Friday, September 9, 2011

What stocks to buy ?

I frequently come across people who are still stuck in the world where they wish to know the magic stocks which will pay for their dream holidays, etc. It is odd that after months of falling markets people are most likely on losses and yet are looking for more risks.

Had you been defensive you would have saved your capital. It takes years for beginners to learn. One behavioral problem is the dream of easy money and instant gratification. So buying a stock in a meandering market also looks enticing. Most investors are sitting on losses on investments made in the past 8-10 months. Yet they continue to ask for more stocks to buy. They are expecting tips and not value buys. Even the professionals I meet are making losses.

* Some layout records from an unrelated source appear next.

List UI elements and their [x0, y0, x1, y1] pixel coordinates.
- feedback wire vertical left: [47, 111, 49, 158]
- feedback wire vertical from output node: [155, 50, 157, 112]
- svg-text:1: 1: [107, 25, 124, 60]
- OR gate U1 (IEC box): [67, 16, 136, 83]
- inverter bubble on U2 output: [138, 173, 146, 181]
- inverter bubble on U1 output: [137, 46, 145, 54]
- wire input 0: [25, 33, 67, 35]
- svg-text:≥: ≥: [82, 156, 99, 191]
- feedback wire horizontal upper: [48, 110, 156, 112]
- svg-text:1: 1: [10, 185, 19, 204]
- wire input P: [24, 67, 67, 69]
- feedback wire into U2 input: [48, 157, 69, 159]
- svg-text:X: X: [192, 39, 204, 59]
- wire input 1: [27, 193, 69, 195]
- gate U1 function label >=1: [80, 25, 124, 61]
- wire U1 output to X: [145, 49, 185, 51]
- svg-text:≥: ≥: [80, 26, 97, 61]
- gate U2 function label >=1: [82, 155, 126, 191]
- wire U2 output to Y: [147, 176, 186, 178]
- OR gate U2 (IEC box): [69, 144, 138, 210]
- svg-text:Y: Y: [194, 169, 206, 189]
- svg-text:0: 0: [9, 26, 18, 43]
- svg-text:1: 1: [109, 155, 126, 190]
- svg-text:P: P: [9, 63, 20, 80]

I guess people are confident of their business and wish to continue investing which is a good sign.

I also find that all investors now inquire about gold (which I have been selling). I must admit that to watch everyone show the same predictable behavior like clock work is amazing. Chasing increasing asset prices late in the game is risky.
I made a 30% return in 2 days SHORTING silver (a 3x leveraged fund). Few years back I made an almost 1200% return in 2-3 months leveraging silver on the way up. But I sold timely and kept the profit.

To draw the line on greed is a tough task. To learn these behavioral traits takes time. It is obvious that people wish to learn through pain. Most infact will never learn. They have only themselves to thank.

Finally at the bottom of the market they smarten up....and invest in fixed deposits and debt IN A BULL MARKET !

Incredibly most people will live their entire lives like this.

So what have I been blogging? Read it. You would have been up for the year if you followed it. I have been writing about macro. A change in asset class.

I must confess that inspite of the falling market, I too have attempted to buy. But on failure of my investment thesis, I have to humbly admit my mistake and exit. Thats precisely how I am up for the year.